Tomchuk revealed that OpenAI used more than 600 IP addresses in its attempts to access his site. “We are still analyzing logs from last week—it’s possible the number is even higher,” he said. “Their crawlers were crushing our site. It was basically a DDoS attack.”

A Small Business in a Big Data World

Triplegangers, a small seven-person company based in Ukraine with a U.S. license in Tampa, Florida, has spent over a decade building what it describes as the largest database of "human digital doubles." These include 3D image files of human models, ranging from hands to hair, skin, and full-body scans. The company’s business model revolves around selling these detailed assets to 3D artists, video game developers, and other digital creators.

Despite having terms of service explicitly prohibiting bots from accessing its data without permission, Triplegangers discovered that wasn’t enough to stop OpenAI’s bot. Websites must use a properly configured robots.txt file to instruct bots like GPTBot to stay away. OpenAI’s documentation indicates it respects such files, but only when configured with specific tags for its crawlers.

However, as Tomchuk pointed out, this system unfairly shifts the burden to website owners. Without the right setup, AI crawlers treat sites as open to scraping. “It’s not an opt-in system,” Tomchuk said.

Costly Consequences

The relentless scraping attempts not only took Triplegangers offline during U.S. business hours but also left Tomchuk anticipating a steep AWS bill from the excessive CPU usage and downloads triggered by the bot.

Even after implementing a robots.txt file and deploying Cloudflare to block OpenAI’s bot, as well as other crawlers like TikTok’s ByteSpider and Barkrowler, Tomchuk is left uncertain about the extent of the data that may have already been taken. OpenAI has not provided a method to contact them or request removal of any scraped content, and a long-promised opt-out tool has yet to materialize.

A Worrying Trend

The implications for Triplegangers are especially significant, given its reliance on data rights and GDPR compliance. The company’s assets involve scans of real individuals, making unauthorized use a legal gray area. "They cannot just take a photo of anyone on the web and use it,” Tomchuk explained, highlighting the need for stricter data governance in the AI age.

This is not an isolated incident. New research from digital advertising firm DoubleVerify reported an 86% increase in invalid traffic—non-human or bot-related—in 2024, fueled in part by AI crawlers.

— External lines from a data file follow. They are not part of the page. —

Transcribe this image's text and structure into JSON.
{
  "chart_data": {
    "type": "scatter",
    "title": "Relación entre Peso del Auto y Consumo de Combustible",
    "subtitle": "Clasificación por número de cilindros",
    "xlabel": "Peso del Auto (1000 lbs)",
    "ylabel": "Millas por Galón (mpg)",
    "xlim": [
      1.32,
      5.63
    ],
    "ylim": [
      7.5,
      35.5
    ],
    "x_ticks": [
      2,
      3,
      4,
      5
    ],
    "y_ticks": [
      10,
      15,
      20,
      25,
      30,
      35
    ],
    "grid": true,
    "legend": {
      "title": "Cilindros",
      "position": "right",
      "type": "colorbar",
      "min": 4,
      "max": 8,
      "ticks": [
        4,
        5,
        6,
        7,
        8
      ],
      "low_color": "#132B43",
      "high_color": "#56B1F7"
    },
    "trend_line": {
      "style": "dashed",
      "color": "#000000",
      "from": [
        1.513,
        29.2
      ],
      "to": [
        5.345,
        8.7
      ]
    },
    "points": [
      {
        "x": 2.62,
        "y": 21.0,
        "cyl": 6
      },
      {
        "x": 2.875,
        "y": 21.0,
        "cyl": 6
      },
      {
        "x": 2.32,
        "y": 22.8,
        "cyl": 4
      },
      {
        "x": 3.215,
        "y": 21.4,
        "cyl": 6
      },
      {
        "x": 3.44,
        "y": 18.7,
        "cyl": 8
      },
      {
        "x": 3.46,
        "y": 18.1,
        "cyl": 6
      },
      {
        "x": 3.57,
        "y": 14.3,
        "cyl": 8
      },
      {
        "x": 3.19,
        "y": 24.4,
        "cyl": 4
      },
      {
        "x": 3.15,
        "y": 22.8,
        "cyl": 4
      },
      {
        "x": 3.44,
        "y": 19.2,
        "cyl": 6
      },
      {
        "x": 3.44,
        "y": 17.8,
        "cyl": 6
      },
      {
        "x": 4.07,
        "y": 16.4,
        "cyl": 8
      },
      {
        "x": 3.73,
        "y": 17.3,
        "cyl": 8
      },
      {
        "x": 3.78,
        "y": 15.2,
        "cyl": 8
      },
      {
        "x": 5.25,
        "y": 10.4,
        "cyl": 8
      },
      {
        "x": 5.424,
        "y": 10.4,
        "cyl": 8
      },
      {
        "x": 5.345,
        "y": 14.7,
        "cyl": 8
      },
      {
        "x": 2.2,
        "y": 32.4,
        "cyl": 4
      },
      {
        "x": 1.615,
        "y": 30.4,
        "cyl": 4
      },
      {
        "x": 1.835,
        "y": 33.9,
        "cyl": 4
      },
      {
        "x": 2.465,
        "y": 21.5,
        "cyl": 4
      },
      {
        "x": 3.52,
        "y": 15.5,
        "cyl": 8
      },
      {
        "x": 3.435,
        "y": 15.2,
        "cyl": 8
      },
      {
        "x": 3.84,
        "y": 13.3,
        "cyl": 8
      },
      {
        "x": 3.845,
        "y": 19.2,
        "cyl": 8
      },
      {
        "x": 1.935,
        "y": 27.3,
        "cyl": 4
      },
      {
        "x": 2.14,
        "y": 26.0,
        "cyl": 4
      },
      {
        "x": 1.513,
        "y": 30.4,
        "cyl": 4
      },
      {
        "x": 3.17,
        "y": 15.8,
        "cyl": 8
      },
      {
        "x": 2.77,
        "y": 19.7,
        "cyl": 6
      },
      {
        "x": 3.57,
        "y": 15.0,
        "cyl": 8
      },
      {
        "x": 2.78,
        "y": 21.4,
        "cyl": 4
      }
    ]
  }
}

Tomchuk warns that most small businesses remain unaware of such risks: “Most sites remain clueless that they were scraped by these bots.”

While Triplegangers was able to block further scraping, Tomchuk says the incident revealed vulnerabilities in how AI companies operate. “It’s scary because there seems to be a loophole,” he said, emphasizing that businesses must actively monitor their logs to detect such activity.

A Call for Responsibility

Tomchuk believes the onus should be on AI companies to seek permission before scraping data. “They should be asking permission, not just scraping data,” he said, summarizing the frustrations shared by many small online businesses navigating the new realities of AI-driven data collection.